Luong Van Tu, former deputy trade minister and chief of the Vietnamese delegation for World Trade Organisation accession six years ago, was elected as another deputy.

The August arrests of Kien and Hai prompted many depositors to pull their money out of ACB. The bank’s new chairman, Huy, told the assembled shareholders that up to VND28 trillion ($1.346 billion) was pulled out of ACB in the third quarter of 2012, but the lender had overcome the incident due to timely support from the State Bank of Vietnam and other lenders, as well as efforts by the ACB staff.

“But we’ve also gained more customer confidence. In addition to those who took their money out, tens of thousands of customers have continued to deposit more money,” said Huy.

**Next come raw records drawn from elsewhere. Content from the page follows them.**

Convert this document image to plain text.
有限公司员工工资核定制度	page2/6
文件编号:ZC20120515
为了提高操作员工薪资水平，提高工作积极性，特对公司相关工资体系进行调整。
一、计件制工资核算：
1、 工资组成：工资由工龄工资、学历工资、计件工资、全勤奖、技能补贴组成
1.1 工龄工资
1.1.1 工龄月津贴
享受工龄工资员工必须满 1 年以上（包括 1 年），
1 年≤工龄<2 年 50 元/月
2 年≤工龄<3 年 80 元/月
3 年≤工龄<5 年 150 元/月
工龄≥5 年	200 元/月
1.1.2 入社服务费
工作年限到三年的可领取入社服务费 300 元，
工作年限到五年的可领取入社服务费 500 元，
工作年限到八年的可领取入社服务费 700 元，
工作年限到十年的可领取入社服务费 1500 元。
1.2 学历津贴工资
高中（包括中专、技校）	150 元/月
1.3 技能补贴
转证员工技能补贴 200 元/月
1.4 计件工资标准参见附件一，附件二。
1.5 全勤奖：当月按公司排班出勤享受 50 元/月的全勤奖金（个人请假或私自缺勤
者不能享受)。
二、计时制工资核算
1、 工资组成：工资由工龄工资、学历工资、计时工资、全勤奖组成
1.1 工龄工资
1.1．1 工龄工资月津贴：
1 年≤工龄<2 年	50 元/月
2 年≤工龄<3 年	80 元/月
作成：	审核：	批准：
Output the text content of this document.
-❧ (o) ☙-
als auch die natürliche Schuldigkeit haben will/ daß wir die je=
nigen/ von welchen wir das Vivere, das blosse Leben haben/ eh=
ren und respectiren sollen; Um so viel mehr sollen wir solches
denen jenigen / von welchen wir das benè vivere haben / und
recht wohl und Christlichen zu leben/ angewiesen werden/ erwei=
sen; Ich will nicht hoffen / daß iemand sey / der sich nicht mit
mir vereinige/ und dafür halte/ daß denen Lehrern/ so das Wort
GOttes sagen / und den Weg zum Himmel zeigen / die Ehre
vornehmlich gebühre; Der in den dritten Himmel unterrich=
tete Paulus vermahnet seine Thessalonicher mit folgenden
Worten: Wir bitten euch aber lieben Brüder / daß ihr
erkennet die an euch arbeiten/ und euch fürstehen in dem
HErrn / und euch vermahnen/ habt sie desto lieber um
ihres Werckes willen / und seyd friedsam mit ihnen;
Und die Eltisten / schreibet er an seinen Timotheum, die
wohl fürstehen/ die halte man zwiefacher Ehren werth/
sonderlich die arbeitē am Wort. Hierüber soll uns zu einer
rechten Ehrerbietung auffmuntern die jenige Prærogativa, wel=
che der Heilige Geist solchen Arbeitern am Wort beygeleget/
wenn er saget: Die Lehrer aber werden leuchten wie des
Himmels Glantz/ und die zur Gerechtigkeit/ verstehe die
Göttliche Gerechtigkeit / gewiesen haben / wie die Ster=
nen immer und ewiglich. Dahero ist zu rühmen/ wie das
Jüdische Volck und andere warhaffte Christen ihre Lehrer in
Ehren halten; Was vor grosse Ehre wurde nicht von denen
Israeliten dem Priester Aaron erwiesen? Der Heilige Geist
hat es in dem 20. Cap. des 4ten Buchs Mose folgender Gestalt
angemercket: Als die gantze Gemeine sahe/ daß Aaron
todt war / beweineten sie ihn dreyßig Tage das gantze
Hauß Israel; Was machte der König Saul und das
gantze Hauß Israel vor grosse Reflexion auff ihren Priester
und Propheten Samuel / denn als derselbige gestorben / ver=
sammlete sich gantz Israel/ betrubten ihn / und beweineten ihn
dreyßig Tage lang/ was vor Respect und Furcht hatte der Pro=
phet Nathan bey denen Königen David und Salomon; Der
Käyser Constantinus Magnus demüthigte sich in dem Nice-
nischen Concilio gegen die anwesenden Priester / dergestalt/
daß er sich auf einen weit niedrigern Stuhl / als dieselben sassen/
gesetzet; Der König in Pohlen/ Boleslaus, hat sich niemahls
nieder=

Huy’s father - Hung, Vietnam Eximbank’s former chairman Nguyen Thanh Long, ACB deputy CEO Dam Van Tuan, and Tran Trong Kien, chairman and CEO of Thien Minh Tourism, were elected to the board during the shareholders meeting. Hung served as ACB CEO from 1993 to 1994, then chairman between 1994 and 2008.

ACB CEO Do Minh Toan said the bank estimated its 2012 profit at VND1.2 trillion (almost $57.5 million), much lower than the VND5.5 trillion ($264.4 million) target set in the beginning of the year. However, the bank plans to pay dividends of 10 per cent, with the portion of cash and shares to be decided by the State Bank.

Asked by shareholders to reveal losses from gold transactions in the third quarter, Toan said the losses were about VND1.700 billion ($81.7 million) and ACB had stopped gold transactions following the enactment of the State Bank’s tighter regulations on bankers’ gold-related business as of November 25, 2012. He added that from early 2010 to August of 2012, gold-related business at ACB brought to it VND2,381 billion (about $115 million) in profit, and the difference between the two figures also meant profit.

Regarding VND718 billion ($34.5 million) allegedly expropriated by Nhu of VietinBank, Toan said policemen were investigating the case.

On behalf of former chairman Gia and former deputy chairmen Quang and Pham Trung Cang, former deputy Ky explained to the shareholders meeting that the four were in 2010 involved in authorising ACB employees to deposit funds at different banks to enjoy deposit rates higher than the cap imposed by the central bank, following proposals by then CEO Ly Xuan Hai.

 “At that authorising point of time, March 22, 2010, we [the four persons] approved the proposals because we were aware that this approval was not illegal as Hai proved it was legal. This approval was public and transparent,” Ky declared.

“At that time, such authorisation was very popular. Therefore, many other banks did this like ACB, and Huyen Nhu swindled those banks doing this as she did with ACB. Making this approval, we had no personal interests. All profits from the ACB deposits and from deposit rate differences went to ACB books.”

The chief of ACB’s internal auditing unit confirmed that all profits from the deposits and from deposit rate differences had put into the bank’s books.